Postgraduate research is another area of pride. Says Dr Giorgio Biancorosso, Postgraduate Coordinator of the Department: “There’s a tradition of doing research in our Department that has been there since its establishment in 1982, and is partly down to one of the Department’s Founders, Nicholas Cook, who is now Head of the Music Department at Cambridge. In the past five to ten years the Department has gained a consistent reputation for postgraduate study, both locally and regionally – which is in line with HKU’s general shift to a more research-based culture.

Clear agenda
Photo
MPhil student Carrie Carter performing on the taiko at the Department’s celebratory concert

“We are a more cohesive department now, with a good distribution of expertise across the fields, a clear agenda on what needs to be done, both in terms of recruitment and what to teach – what is valuable to the young men and women who come and study with us.”

The international composition of the faculty is diverse both in terms of nationality – Hong Kong, Mainland China, Korea, Italy, Malaysia, UK, and strong connections with Australia and the US – and in terms of coverage and expertise – Professor Daniel Chua, who is also Head of Humanities, is a Beethoven scholar; Dr Biancorosso covers film, opera and aesthetics of Western art music; Dr Youn Kim, a theorist from Korea, does history of music theory in the late 19ᵗʰ century to the early 20ᵗʰ century; Dr Yang Yuanzheng covers cultural identity in Chinese and Japanese music… the list goes on.

And if the faculty are diversified, the student body is even more so. Attracting an international range of students has been a deliberate part of the recruitment programme, formulated by Dr Biancorosso.

“We have been careful to cultivate the Department’s reputation, with frequent attendance at overseas conferences and now the sheer diversity of the student body suggests that HKU Music has real pull abroad,” he says. “Current MPhil and PhD students hail from Hong Kong, Xi’an, Taiwan, England, Spain, Japan, the US and Korea.

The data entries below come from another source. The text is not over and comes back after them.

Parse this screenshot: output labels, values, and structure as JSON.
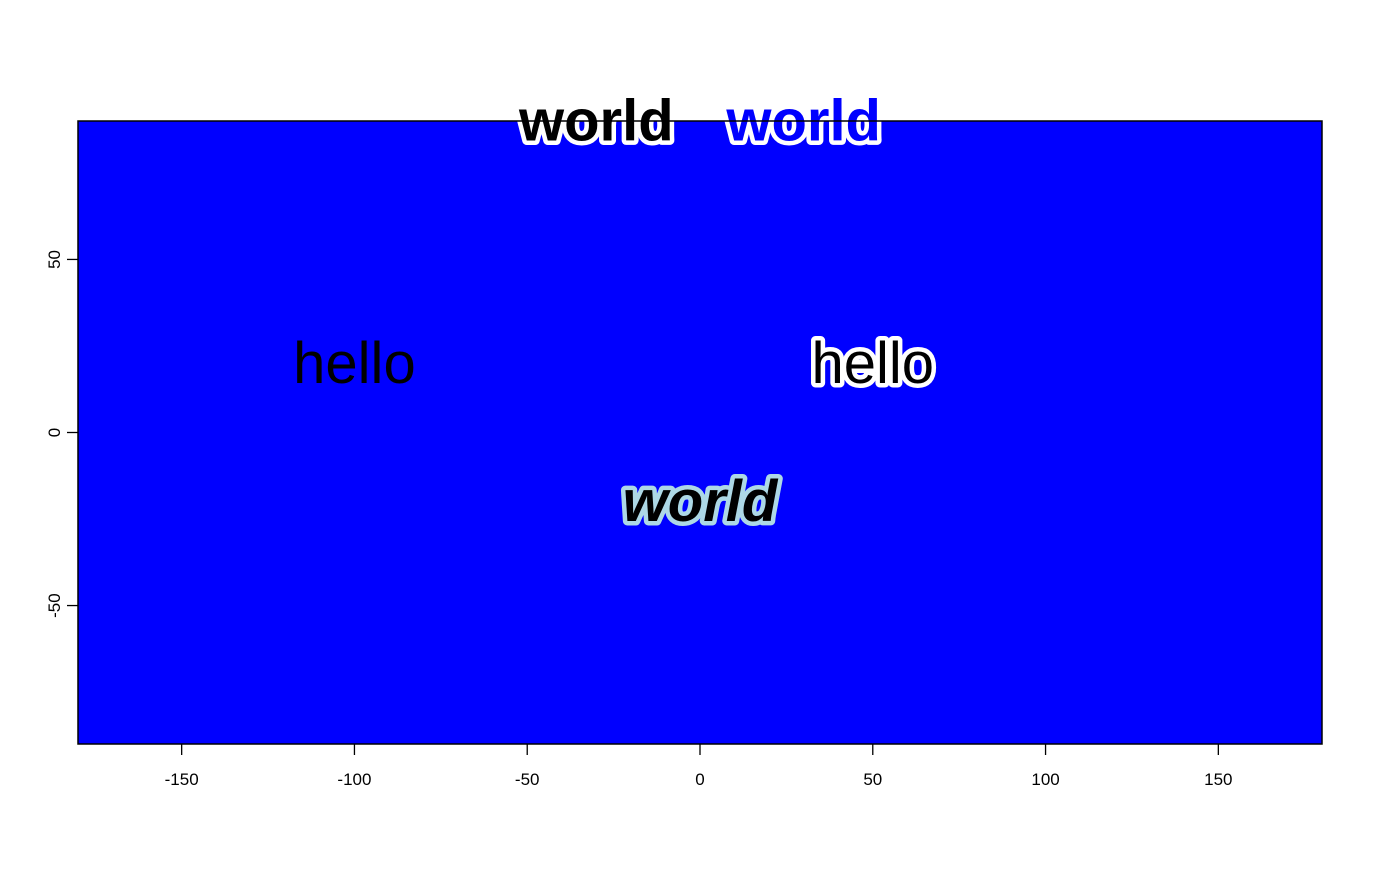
{
  "chart_data": {
    "type": "scatter",
    "title": "",
    "xlabel": "",
    "ylabel": "",
    "xlim": [
      -180,
      180
    ],
    "ylim": [
      -90,
      90
    ],
    "panel_background": "#0000ff",
    "grid": false,
    "legend": "none",
    "x_ticks": [
      -150,
      -100,
      -50,
      0,
      50,
      100,
      150
    ],
    "x_tick_labels": [
      "-150",
      "-100",
      "-50",
      "0",
      "50",
      "100",
      "150"
    ],
    "y_ticks": [
      -50,
      0,
      50
    ],
    "y_tick_labels": [
      "-50",
      "0",
      "50"
    ],
    "annotations": [
      {
        "text": "hello",
        "x": -100,
        "y": 20,
        "color": "#000000",
        "halo": "none",
        "weight": "normal",
        "style": "normal"
      },
      {
        "text": "hello",
        "x": 50,
        "y": 20,
        "color": "#000000",
        "halo": "#ffffff",
        "weight": "normal",
        "style": "normal"
      },
      {
        "text": "world",
        "x": 0,
        "y": -20,
        "color": "#000000",
        "halo": "#add8e6",
        "weight": "bold",
        "style": "italic"
      },
      {
        "text": "world",
        "x": -30,
        "y": 90,
        "color": "#000000",
        "halo": "#ffffff",
        "weight": "bold",
        "style": "normal"
      },
      {
        "text": "world",
        "x": 30,
        "y": 90,
        "color": "#0000ff",
        "halo": "#ffffff",
        "weight": "bold",
        "style": "normal"
      }
    ]
  }
}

“Music’s postgraduate programme is among the most international in HKU and in Hong Kong. This is unusual, particularly for a small department, and it speaks strongly for our ability to attract top-quality students from all parts of the world.”

“This Department is unconventional compared with other music departments in the region,” adds Dr Chan, “and we attract very unconventional students because we don’t just look at their musical achievement when we admit them, we look at the person too. Postgraduate education is not about being a good student, it’s about being original.”

“Given that we are too small to compete with the biggest universities in the US and England, I think the key to our success is that we have been very good at creating a different kind of environment which speaks to the interests of the contemporary student,” concludes Dr Biancorosso. “It isn’t always easy to teach because we combine composers and musicologists – very different animals – but that is one of our strengths, to have both practitioners and scholars. It adds a lot of flavour to the learning environment.”

Photo Dr Chan Hing-yan (left) and his former MPhil student Daniel Lo (right), who is now pursuing a doctoral degree at the University of York.